The package also supports your application logger. To use it set config value rabbitevents.connection.rabbitmq.logging.enabled
to true
and choose log level.
We always write tests. Tests in our applications contains many mocks and fakes to test how events published. We've made this process a bit easier for Event classes that implements ShouldPublish
and uses Publishable
trait.
<?php
use \App\Listeners\Listener;
Listener::fake();
$payload = [
"key1" => 'value1',
"key2" => 'value2',
];
Listener::publish($payload);
Listener::assertPublished('something.happened', $payload);
AnotherListener::assertNotPublished();
If assertion not passes Mockery\Exception\InvalidCountException
will bw thrown.
Don't forget to call \Mockery::close()
in tearDown
or similar methods of your tests.
If you're using only one of parts of RabbitEvents, you should know a few things:
You remember, we're using RabbitMQ as the transport layer. In the RabbitMQ Documentation you could find examples how to publish your messages using a routing key.

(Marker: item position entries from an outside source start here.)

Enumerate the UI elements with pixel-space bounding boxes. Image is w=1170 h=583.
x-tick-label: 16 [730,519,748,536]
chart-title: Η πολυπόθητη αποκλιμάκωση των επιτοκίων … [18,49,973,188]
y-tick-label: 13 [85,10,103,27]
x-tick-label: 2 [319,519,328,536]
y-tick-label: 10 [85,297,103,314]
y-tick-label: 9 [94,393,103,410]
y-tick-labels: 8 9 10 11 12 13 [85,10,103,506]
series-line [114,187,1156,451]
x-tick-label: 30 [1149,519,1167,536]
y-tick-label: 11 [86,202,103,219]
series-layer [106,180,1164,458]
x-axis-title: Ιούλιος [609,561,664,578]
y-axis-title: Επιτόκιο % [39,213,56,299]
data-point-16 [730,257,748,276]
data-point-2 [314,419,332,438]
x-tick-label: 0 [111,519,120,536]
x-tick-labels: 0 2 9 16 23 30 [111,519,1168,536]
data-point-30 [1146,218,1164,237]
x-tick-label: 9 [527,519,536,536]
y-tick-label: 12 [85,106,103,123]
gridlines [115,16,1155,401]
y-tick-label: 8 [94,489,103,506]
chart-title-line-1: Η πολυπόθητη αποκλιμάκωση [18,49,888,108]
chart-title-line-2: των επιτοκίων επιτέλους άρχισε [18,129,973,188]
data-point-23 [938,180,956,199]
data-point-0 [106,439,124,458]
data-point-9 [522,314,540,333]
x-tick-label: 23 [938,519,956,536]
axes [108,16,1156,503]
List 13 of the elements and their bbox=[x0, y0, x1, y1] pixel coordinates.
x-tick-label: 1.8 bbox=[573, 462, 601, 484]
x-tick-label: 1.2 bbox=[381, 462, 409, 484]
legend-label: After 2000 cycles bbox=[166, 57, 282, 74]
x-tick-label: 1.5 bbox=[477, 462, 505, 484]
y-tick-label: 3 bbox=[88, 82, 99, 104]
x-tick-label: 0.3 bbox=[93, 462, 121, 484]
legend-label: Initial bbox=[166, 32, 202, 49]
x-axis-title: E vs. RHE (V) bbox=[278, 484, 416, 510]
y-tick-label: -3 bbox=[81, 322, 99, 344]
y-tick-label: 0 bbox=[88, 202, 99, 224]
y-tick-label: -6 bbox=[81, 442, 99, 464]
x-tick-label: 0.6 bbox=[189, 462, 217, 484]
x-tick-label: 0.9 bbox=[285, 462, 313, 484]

This is an event name like something.happened
from examples above.
RabbitEvents expects that a message body is a JSON encoded array. Every element of an array will be passed to a Listener as a separate variable. Example:
[
{
"key": "value"
},
"string",
123
]
There'e 3 elements of an array, so 3 variables will be passed to a Listener (array, string and integer). If an associative array is being passed, the Dispatcher wraps this array by itself.